岡山市、これまでにない戸建住宅のサービスを全国に広げようとしている井上貴博さん。
訪れたのは建築資材の販売会社、株式会社マルティックス山陽。
彼らの取引先である工務店に「家ドック」を売り込んでもらいたいと考えていました。
お客様のところへ顔を出して、御用聞きのようなかたちで。
ところが、
大阪や東京だったら家が近くにあって回れる率が高いが、地方都市だったら移動に時間がかかる。
地方は広すぎて1軒づつ営業に回ると採算が合わないという指摘です。
井上貴博さん、懸命に説明しますが…
それじゃ、長続きしないと思う。
結局、この日は取引先を紹介してもらうことができませんでした。
提携で取引先に、どういうメリットがあるか、地域で違いがあるので、そこを勉強していかないと。
新たなアイデア
大阪のオフィスに戻った井上貴博さん、デスクで黙々と調べ物をしています。
これはプロパンガスの法定点検のガイドブック。
井上貴博さん、新たなアイデアを考えていました。
それが大きな可能性を秘めていたのです。
イーアンドイー株式会社
8月16日、高知市。
「家ドック」を手掛ける株式会社日本戸建管理。
井上貴博さんは上司とともに商談にやって来ました。
訪ねた先は高知有数のプロパンガスの販売会社、イーアンドイー株式会社。
四国は「家ドック」の空白地帯。
会員の獲得を狙って高知に拠点を置くため、イーアンドイー株式会社に提携を持ちかけに来ました。

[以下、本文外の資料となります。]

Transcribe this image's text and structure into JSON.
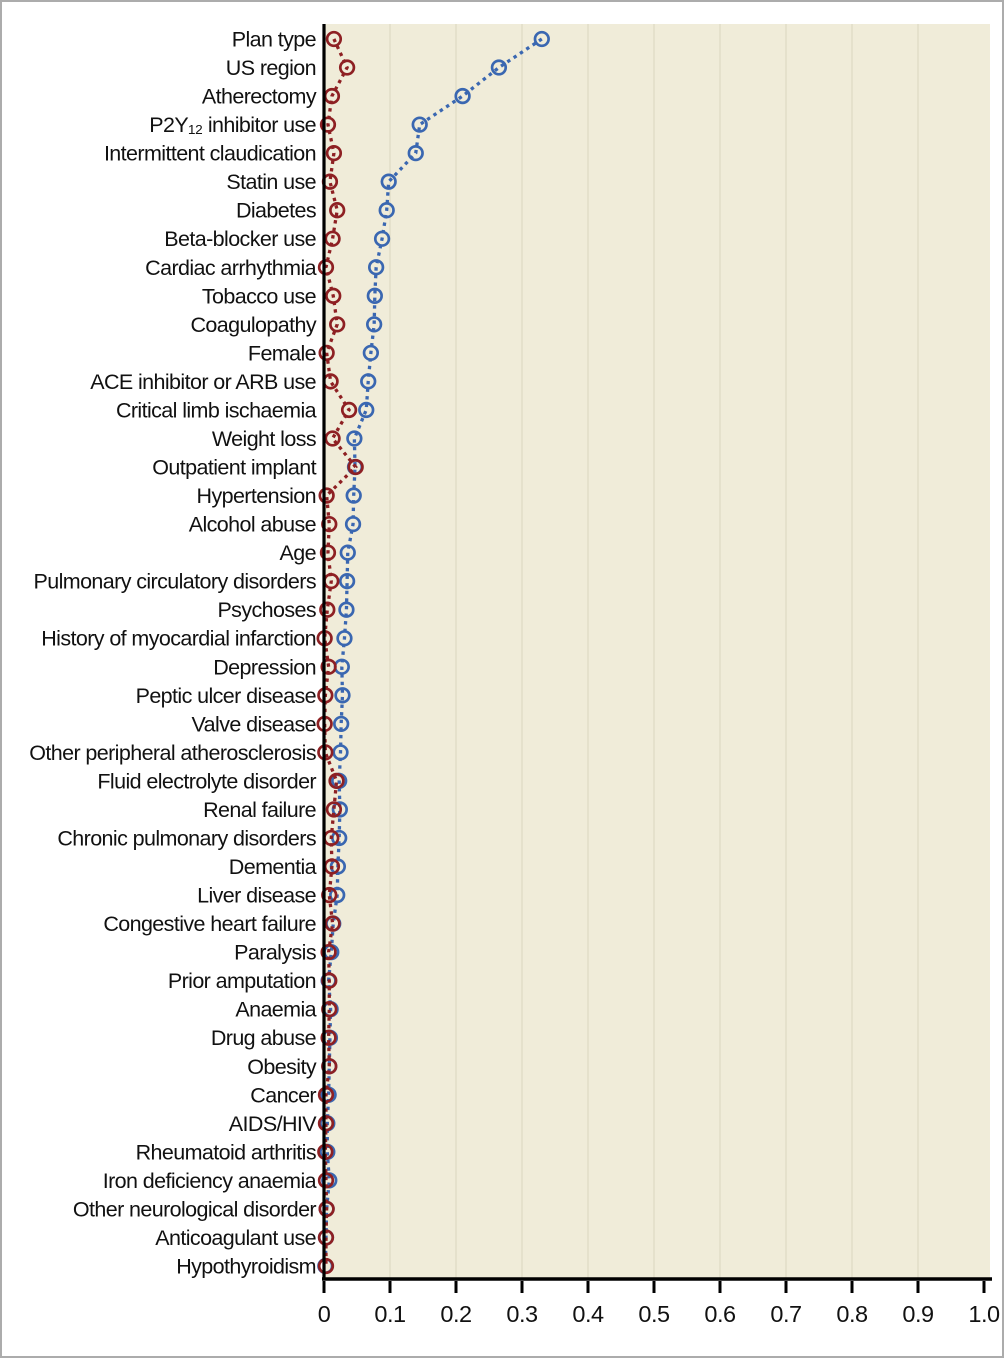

戸建てにプロパンガスを供給しているのは何世帯くらい?
4,000世帯。
会員獲得のチャンス。
井上貴博さんの調べ物から生まれたアイデアを吉村卓也さんがぶつけます。
ガスの点検員が戸建て管理の点検もできれば。
単にガス設備の点検だけでなく、同時に「家ドック」の点検もできれば効率的で、顧客へのサービスになるとメリットを説明。
井上貴博さんも畳み掛けます。
困っているお客様の受け皿を、高知で御社に担っていただければ。
相手の反応は
エネルギーも自由化になって時代の流れが変わっていく。お客様といかに長く付き合えるか、新規の開拓に「家ドック」を利用できたら。
新たな事業の拡大に魅力を感じた様子です。
今後、提携していくことが決まりました。
こうして空白地帯がひとつ埋まりました。
将来、「家ドック」のサービが広まれば、一戸建ての市場は新たな展開を見せるかもしれません。
これからは長く使うことを前提に、しっかりとした建物を建てていく。住宅の履歴を残して評価していく社会にしていきたい。